Rien à
faire. Après une lecture d’Artaud, je me dis que la poésie qui me procure du
plaisir est irriguée par la tension. Car sans elle, je m’emmerde, je l'avoue
volontiers. En affirmant cela, je n'ignore pas que tous les lecteurs de poésie
ne partagent pas cet avis, la plupart d’entre eux évitant toute violence, même
écrite, comme la peste. Tout simplement parce que cela les fatigue et qu'ils la
trouvent néfaste.
D’ailleurs,
à y regarder de près, les poètes tendus souffrent du syndrome de l’usure
prématurée de leurs piles, d’autant plus que, pour demeurer dans un tel état,
il faut être atteint. Et ça ne peut durer très longtemps, soit parce qu’on
meurt plus vite que les autres (suicide ou maladie), soit parce que la folie et
son corollaire, la révolte, se retirent et nous laissent avec un
encéphalogramme plat.
Or, je
commence à avoir connu pas mal de ces poètes qui ne s’appellent pas Rimbaud,
mais qui m’ont fait rêver avec les premiers textes, avant de s'effacer peu à
peu. Il faut croire que comme dans le sport, tout leur jus est sorti d’eux et
qu’ils n’ont plus rien à dire, ce qui n’est pas une tragédie, en fin de compte.

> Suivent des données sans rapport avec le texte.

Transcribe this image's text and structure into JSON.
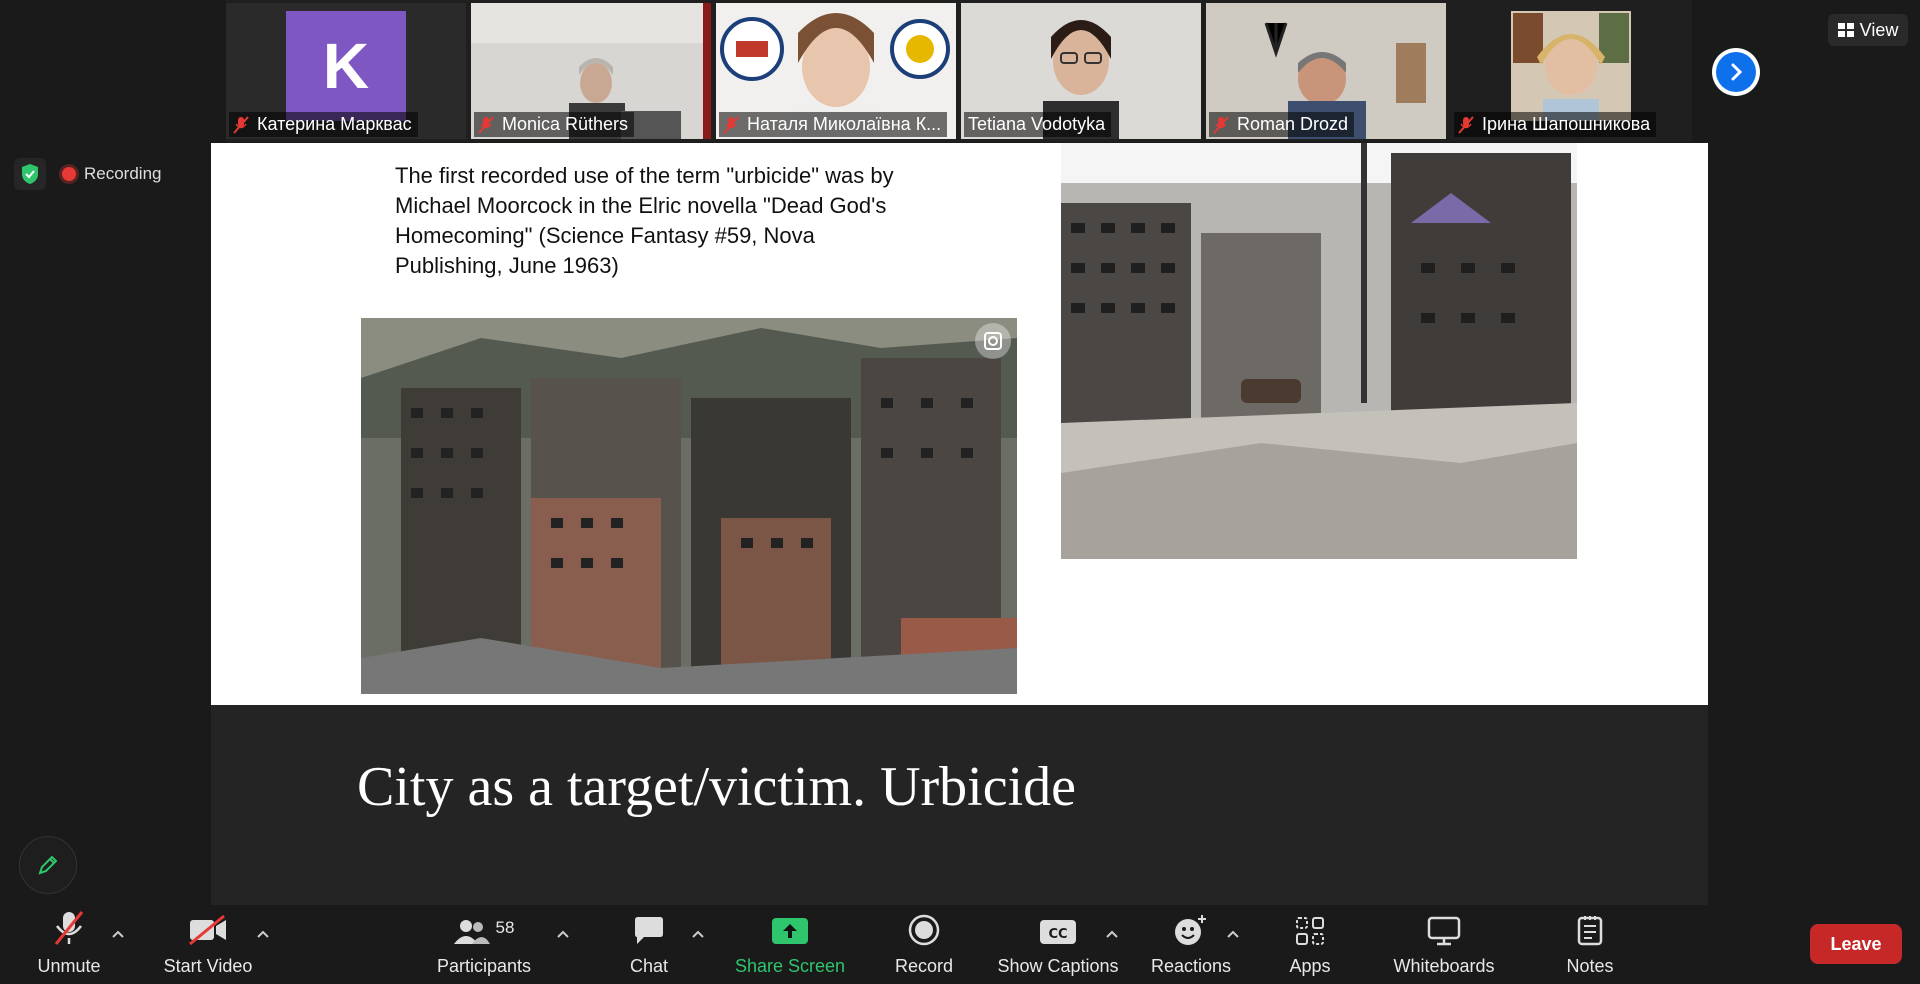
{
  "participants": [
    {
      "name": "Катерина Марквас",
      "initial": "K",
      "muted": true
    },
    {
      "name": "Monica Rüthers",
      "muted": true
    },
    {
      "name": "Наталя Миколаївна К...",
      "muted": true
    },
    {
      "name": "Tetiana Vodotyka",
      "muted": false,
      "active": true
    },
    {
      "name": "Roman Drozd",
      "muted": true
    },
    {
      "name": "Ірина Шапошникова",
      "muted": true
    }
  ],
  "view_label": "View",
  "recording_label": "Recording",
  "slide": {
    "text": "The first recorded use of the term \"urbicide\" was by Michael Moorcock in the Elric novella \"Dead God's Homecoming\" (Science Fantasy #59, Nova Publishing, June 1963)",
    "title": "City as a target/victim. Urbicide"
  },
  "toolbar": {
    "unmute": "Unmute",
    "start_video": "Start Video",
    "participants": "Participants",
    "participants_count": "58",
    "chat": "Chat",
    "share_screen": "Share Screen",
    "record": "Record",
    "show_captions": "Show Captions",
    "reactions": "Reactions",
    "apps": "Apps",
    "whiteboards": "Whiteboards",
    "notes": "Notes",
    "leave": "Leave"
  },
  "colors": {
    "accent_blue": "#0e71eb",
    "share_green": "#2ec56d",
    "leave_red": "#c62828",
    "active_speaker": "#8bc34a"
  },
  "icons": {
    "mic": "mic-muted-icon",
    "video": "video-off-icon",
    "participants": "people-icon",
    "chat": "chat-bubble-icon",
    "share": "share-arrow-up-icon",
    "record": "record-circle-icon",
    "captions": "cc-icon",
    "reactions": "smiley-plus-icon",
    "apps": "apps-icon",
    "whiteboards": "whiteboard-icon",
    "notes": "notes-icon"
  }
}
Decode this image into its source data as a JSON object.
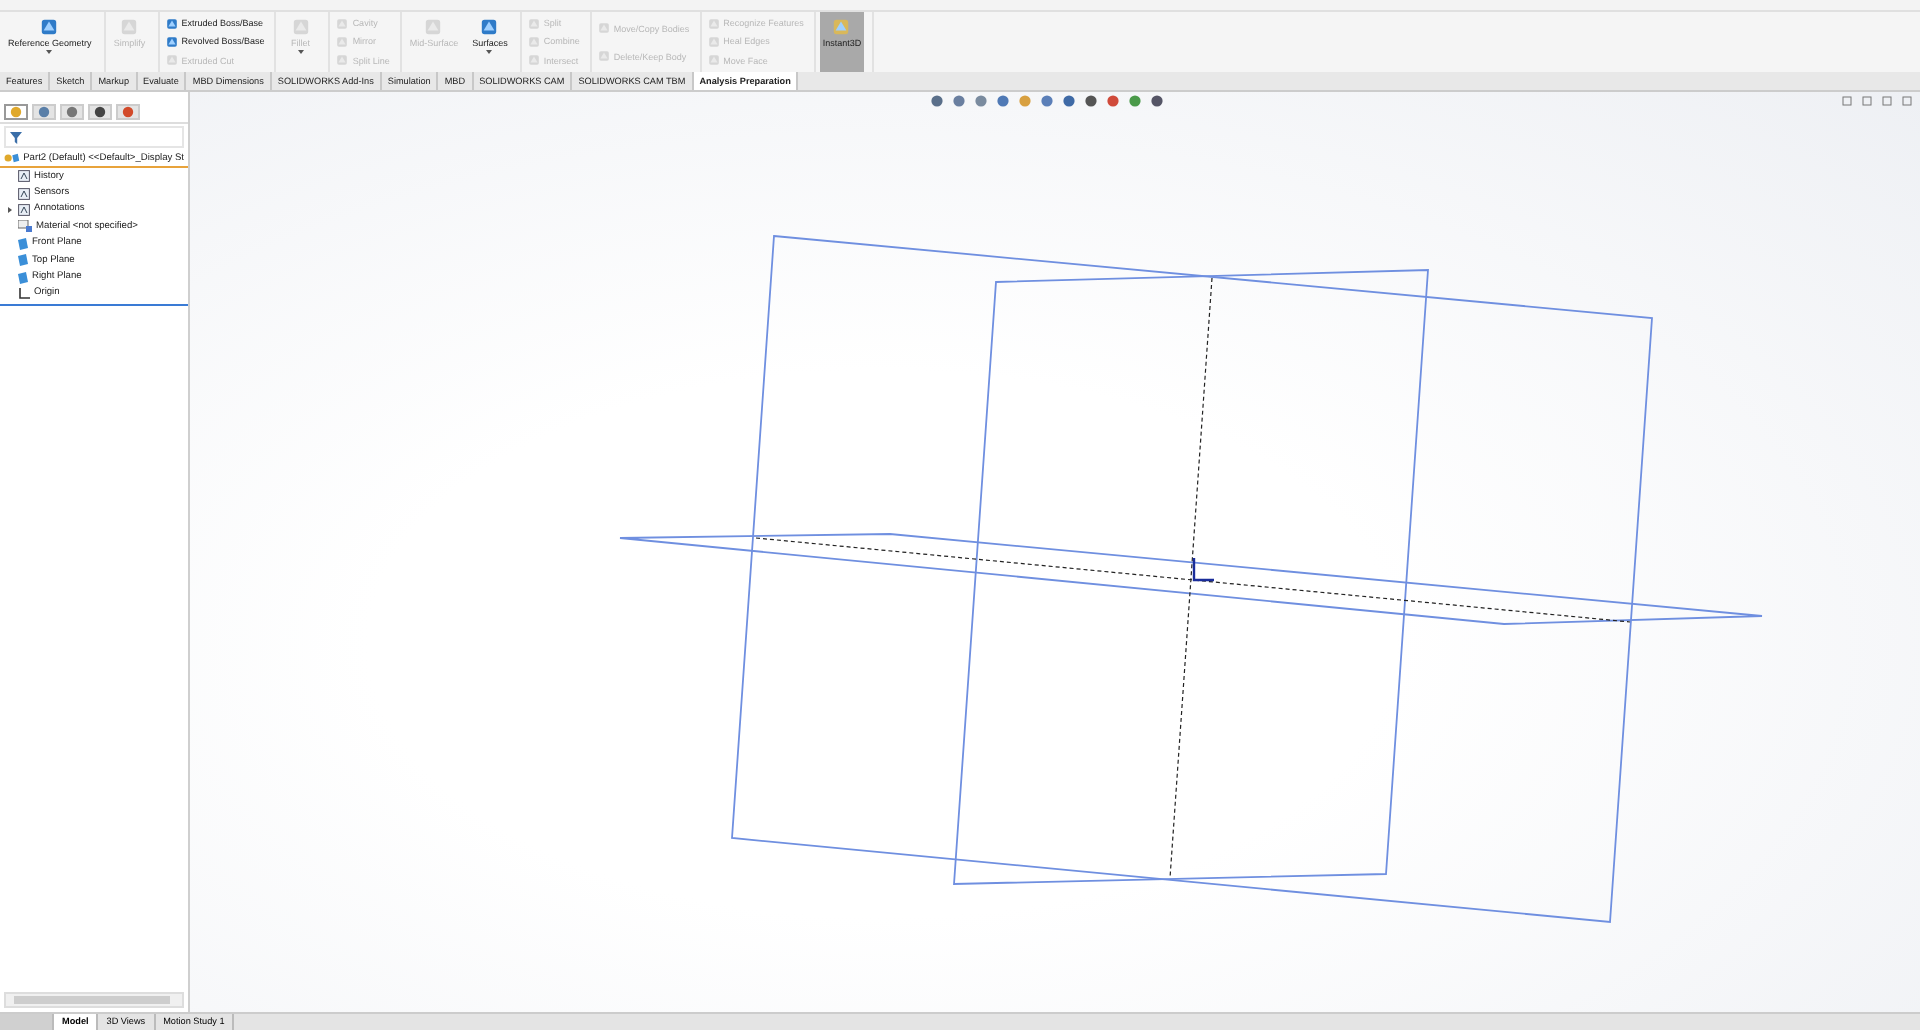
{
  "ribbon": {
    "groups": [
      {
        "kind": "large",
        "items": [
          {
            "label": "Reference Geometry",
            "disabled": false,
            "caret": true
          }
        ]
      },
      {
        "kind": "large",
        "items": [
          {
            "label": "Simplify",
            "disabled": true,
            "caret": false
          }
        ]
      },
      {
        "kind": "column",
        "items": [
          {
            "label": "Extruded Boss/Base",
            "disabled": false
          },
          {
            "label": "Revolved Boss/Base",
            "disabled": false
          },
          {
            "label": "Extruded Cut",
            "disabled": true
          }
        ]
      },
      {
        "kind": "large",
        "items": [
          {
            "label": "Fillet",
            "disabled": true,
            "caret": true
          }
        ]
      },
      {
        "kind": "column",
        "items": [
          {
            "label": "Cavity",
            "disabled": true
          },
          {
            "label": "Mirror",
            "disabled": true
          },
          {
            "label": "Split Line",
            "disabled": true
          }
        ]
      },
      {
        "kind": "large",
        "items": [
          {
            "label": "Mid-Surface",
            "disabled": true,
            "caret": false
          },
          {
            "label": "Surfaces",
            "disabled": false,
            "caret": true
          }
        ]
      },
      {
        "kind": "column",
        "items": [
          {
            "label": "Split",
            "disabled": true
          },
          {
            "label": "Combine",
            "disabled": true
          },
          {
            "label": "Intersect",
            "disabled": true
          }
        ]
      },
      {
        "kind": "column",
        "items": [
          {
            "label": "Move/Copy Bodies",
            "disabled": true
          },
          {
            "label": "Delete/Keep Body",
            "disabled": true
          }
        ]
      },
      {
        "kind": "column",
        "items": [
          {
            "label": "Recognize Features",
            "disabled": true
          },
          {
            "label": "Heal Edges",
            "disabled": true
          },
          {
            "label": "Move Face",
            "disabled": true
          }
        ]
      },
      {
        "kind": "pressed",
        "items": [
          {
            "label": "Instant3D",
            "disabled": false,
            "caret": false
          }
        ]
      }
    ]
  },
  "tabs": [
    {
      "label": "Features",
      "selected": false
    },
    {
      "label": "Sketch",
      "selected": false
    },
    {
      "label": "Markup",
      "selected": false
    },
    {
      "label": "Evaluate",
      "selected": false
    },
    {
      "label": "MBD Dimensions",
      "selected": false
    },
    {
      "label": "SOLIDWORKS Add-Ins",
      "selected": false
    },
    {
      "label": "Simulation",
      "selected": false
    },
    {
      "label": "MBD",
      "selected": false
    },
    {
      "label": "SOLIDWORKS CAM",
      "selected": false
    },
    {
      "label": "SOLIDWORKS CAM TBM",
      "selected": false
    },
    {
      "label": "Analysis Preparation",
      "selected": true
    }
  ],
  "panel_tabs": [
    {
      "kind": "feature-manager",
      "selected": true
    },
    {
      "kind": "property-manager",
      "selected": false
    },
    {
      "kind": "configuration-manager",
      "selected": false
    },
    {
      "kind": "dimxpert-manager",
      "selected": false
    },
    {
      "kind": "display-manager",
      "selected": false
    }
  ],
  "tree": {
    "root": "Part2 (Default) <<Default>_Display St",
    "items": [
      {
        "label": "History",
        "kind": "history",
        "expandable": false
      },
      {
        "label": "Sensors",
        "kind": "sensors",
        "expandable": false
      },
      {
        "label": "Annotations",
        "kind": "annotations",
        "expandable": true
      },
      {
        "label": "Material <not specified>",
        "kind": "material",
        "expandable": false
      },
      {
        "label": "Front Plane",
        "kind": "plane",
        "expandable": false
      },
      {
        "label": "Top Plane",
        "kind": "plane",
        "expandable": false
      },
      {
        "label": "Right Plane",
        "kind": "plane",
        "expandable": false
      },
      {
        "label": "Origin",
        "kind": "origin",
        "expandable": false
      }
    ]
  },
  "bottom_tabs": [
    {
      "label": "Model",
      "selected": true
    },
    {
      "label": "3D Views",
      "selected": false
    },
    {
      "label": "Motion Study 1",
      "selected": false
    }
  ]
}
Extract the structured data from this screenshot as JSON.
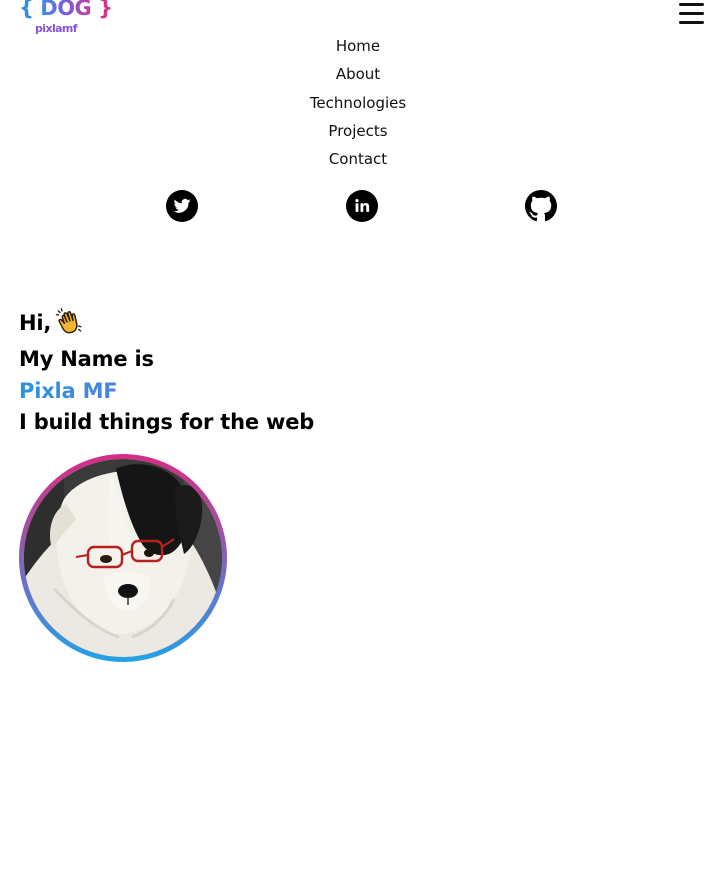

La tragédie véritable serait de ne plus rien avoir à dire et de continuer
pourtant à écrire. Pensez-vous, il s'agit là d'une hypothèse d'école !
Certes,
pour durer, rien ne vaut la bonne vieille poésie pépère, qui nourrit ses
certitudes de perfections formelle et stylistique. J’en publie parfois et je
parviens même à en écrire, car il faut bien survivre et faire vivre le genre,
sauf que là ne réside pas mon bonheur profond.
Je ne
suis donc pas certain qu’il faille se féliciter d’être un poète pépère. En
effet, il n’est pas difficile de durer si l’on est toujours à côté de la
plaque. Je ne pense pas non plus qu’il faille se faire maudit pour produire de
l’énergie poétique. La tension devrait être plus un état naturel qu’une œuvre
d’art.
Le seul
truc intéressant me paraît être de se maintenir en éveil. Les exemples ne
manquent pas, pour qui sait les voir, d’individus qui n’abdiquent pas dans
leurs têtes, sans pour autant en finir avec la vie.
Sinon,
il reste l’espoir de saluer l’apparition de nouveaux météores. Car si la
tension n’est plus ici, elle se trouve quelque part ailleurs. Et tant pis pour
la personne qu’elle traverse. L’essentiel est qu’elle renaisse indéfiniment à
toutes les époques devant nos yeux de lecteurs surpris par tant d'inconfort
accepté avec tant de fraîcheur d'âme.
P.M.
1 comment:
très beau, très juste, merci ! (J. Gunzonic)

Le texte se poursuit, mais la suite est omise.